A alegoria mórbida sobre 2017 ou 2017 não será melhor.
Jademar era impotente e por isso ia ao puteiro todo final de semana. Descia a Augusta a pé, entrava no Blue Night e era recebido com a deferência de um convidado VIP. Todas as meninas de lá já sabiam o que ele queria: subia ao quarto, se despia e deitava na cama.
Então a puta (podia ser qualquer uma, ele não tinha preferência) montava em seu pau murcho e inerte e se esfregava nele até gozar. Se ela não gozasse, ele não pagava. Era um acordo. Depois ele descia e ficava um tempão no bar tomando uísque nacional cowboy e conversando com qualquer um que quisesse ouvir que São Paulo de madrugada era uma cidade cheia de “luzes, putas e filhos da puta”.
Mas é claro que Jademar não era só isso. Apesar das bebidas duvidosas que engolia no puteiro, ele tinha um gosto apurado para álcool e seguia um ritual antes de partir para sua romaria de fim de semana. Colecionava bebidas em casa. Portanto, antes de sair, seguia sempre essa ordem de drinques: negroni, old fashioned, sazerac. Era o suficiente para acalmar seus nervos.
Era muito comum o dia amanhecer e as putas terem que acordar Jademar, que dormia sem cerimônias nos sofás de couro vermelho espalhados pelo salão. Às vezes ele ficava por lá mesmo, dormindo em um dos quartos. Quando despertava, dava uma grana a mais pro estabelecimento e ia embora. Ninguém perguntava de onde vinha ou para onde ia. Não interessava. Sabiam que no final de semana seguinte ele estaria lá novamente.
Certa vez, depois de seu habitual programa, Jademar abriu sua mochila e retirou de dentro dela um livro fino.
“Celeste, está vendo este livro?”.
“O que foi, Jademar, vai ler pra mim agora? Ou quer que eu leia pra você?”.
“Não seja estúpida. Este livro narra a história de um sujeito que foi emasculado por um cachorro quando era criança. O garoto é atacado por um cão feroz quando está tomando banho no vestiário da escola, depois de uma partida de futebol. O cachorro arranca o pau dele. Ele é operado, segue sua vida, mas sem o pênis”.
“Que horror, por que você está me contando essas coisas?”.
“Você não entende, não é? Este sujeito do livro tem um motivo muito mais digno do que eu pra não poder trepar. Ele tem um motivo respeitável, uma razão que eu posso compreender. Uma guilhotina o atingiu diretamente no centro de sua virilidade. Ele não é obrigado a conviver todos os dias com a prova física de sua incapacidade”.
“O que você está querendo dizer?”.
“Que a literatura é maior que a vida, Celeste”. A prostituta ainda teve tempo de reparar nos nomes do livro e do autor – Os filhotes, de Mario Vargas Llosa.
Como era de se esperar, Jademar deixou seu nome com a gerência do puteiro, confirmando assim que passaria o réveillon lá. Não seria a primeira vez e, afinal de contas, por que diabos não passar também a data festiva fazendo o que havia feito o ano inteiro? No dia 31 de dezembro, ele se arrumou e tomou seus três drinques habituais. No entanto, na hora de sair, alguma coisa se rompeu dentro dele. Uma decisão súbita, uma corrente de energia, como se mil formigas elétricas estivessem correndo pelo seu corpo.
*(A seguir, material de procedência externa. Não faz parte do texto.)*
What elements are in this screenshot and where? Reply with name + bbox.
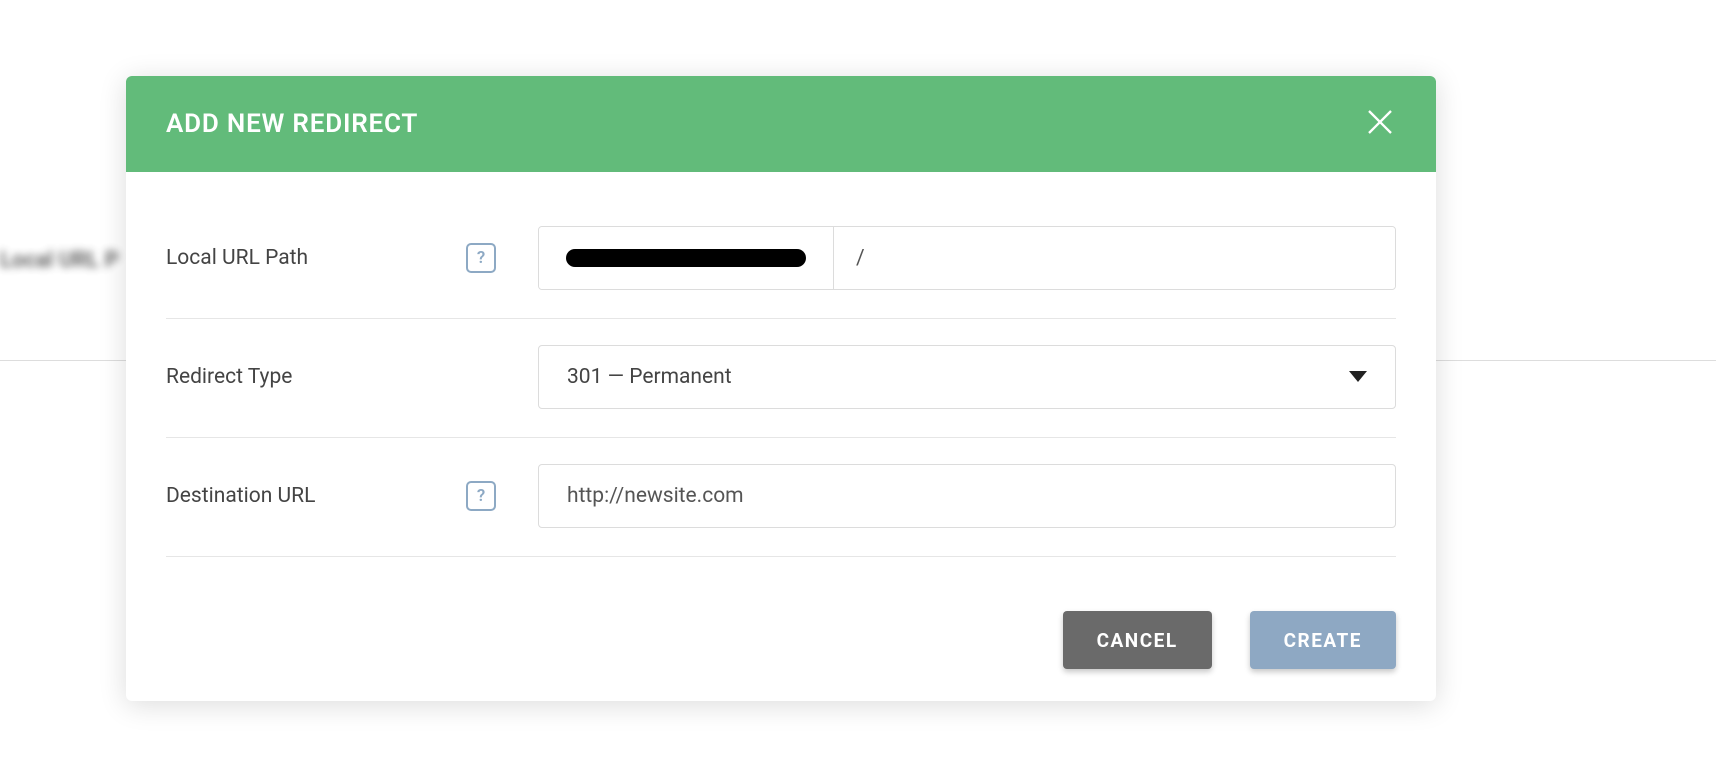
- modal-footer: CANCEL CREATE: [166, 557, 1396, 669]
- redacted-domain: [566, 249, 806, 267]
- help-icon: ?: [477, 248, 485, 268]
- label-destination: Destination URL: [166, 484, 315, 508]
- chevron-down-icon: [1349, 365, 1367, 389]
- local-url-path-input[interactable]: [834, 227, 1395, 289]
- modal-header: ADD NEW REDIRECT: [126, 76, 1436, 172]
- label-area-local-url: Local URL Path ?: [166, 243, 538, 273]
- add-redirect-modal: ADD NEW REDIRECT Local URL Path ?: [126, 76, 1436, 701]
- control-redirect-type: 301 — Permanent: [538, 345, 1396, 409]
- modal-title: ADD NEW REDIRECT: [166, 109, 418, 139]
- redirect-type-selected-value: 301 — Permanent: [567, 365, 732, 389]
- destination-url-input[interactable]: [538, 464, 1396, 528]
- create-button[interactable]: CREATE: [1250, 611, 1396, 669]
- close-button[interactable]: [1364, 108, 1396, 140]
- label-local-url: Local URL Path: [166, 246, 308, 270]
- control-destination: [538, 464, 1396, 528]
- cancel-button[interactable]: CANCEL: [1063, 611, 1212, 669]
- modal-body: Local URL Path ? Redirect Type: [126, 172, 1436, 701]
- control-local-url: [538, 226, 1396, 290]
- local-url-domain-prefix: [539, 227, 834, 289]
- backdrop-blurred-label: Local URL P: [0, 248, 119, 273]
- close-icon: [1366, 108, 1394, 140]
- label-area-redirect-type: Redirect Type: [166, 365, 538, 389]
- help-button-local-url[interactable]: ?: [466, 243, 496, 273]
- label-redirect-type: Redirect Type: [166, 365, 292, 389]
- help-button-destination[interactable]: ?: [466, 481, 496, 511]
- help-icon: ?: [477, 486, 485, 506]
- local-url-input-group: [538, 226, 1396, 290]
- form-row-local-url: Local URL Path ?: [166, 200, 1396, 319]
- form-row-destination: Destination URL ?: [166, 438, 1396, 557]
- form-row-redirect-type: Redirect Type 301 — Permanent: [166, 319, 1396, 438]
- redirect-type-select[interactable]: 301 — Permanent: [538, 345, 1396, 409]
- label-area-destination: Destination URL ?: [166, 481, 538, 511]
Organizou todos os mínimos detalhes com a obstinação dos fanáticos. Tomou alguns analgésicos, afiou seu facão de cozinha e ligou para o número de emergência dizendo que sofrera um terrível acidente e precisava de ajuda para ir ao hospital. Deitou sobre um lençol branco recém-lavado e lambuzou todo o pau de xilocaina. Com a mão direita firmemente agarrada ao cabo de madeira do facão, teve que desferir três golpes contra seu flácido órgão genital antes de extirpá-lo completamente do resto do corpo.Quando o resgate chegou, Jademar estava inconsciente e havia perdido muito sangue. Os enfermeiros rapidamente levaram-no dali. Estavam acostumados com as situações mais inusitadas. O que os espantou, na verdade, foi o caminho até o pronto-socorro: enquanto a sirene rasgava a noite, uma porção de cães alucinados corriam latindo atrás da ambulância.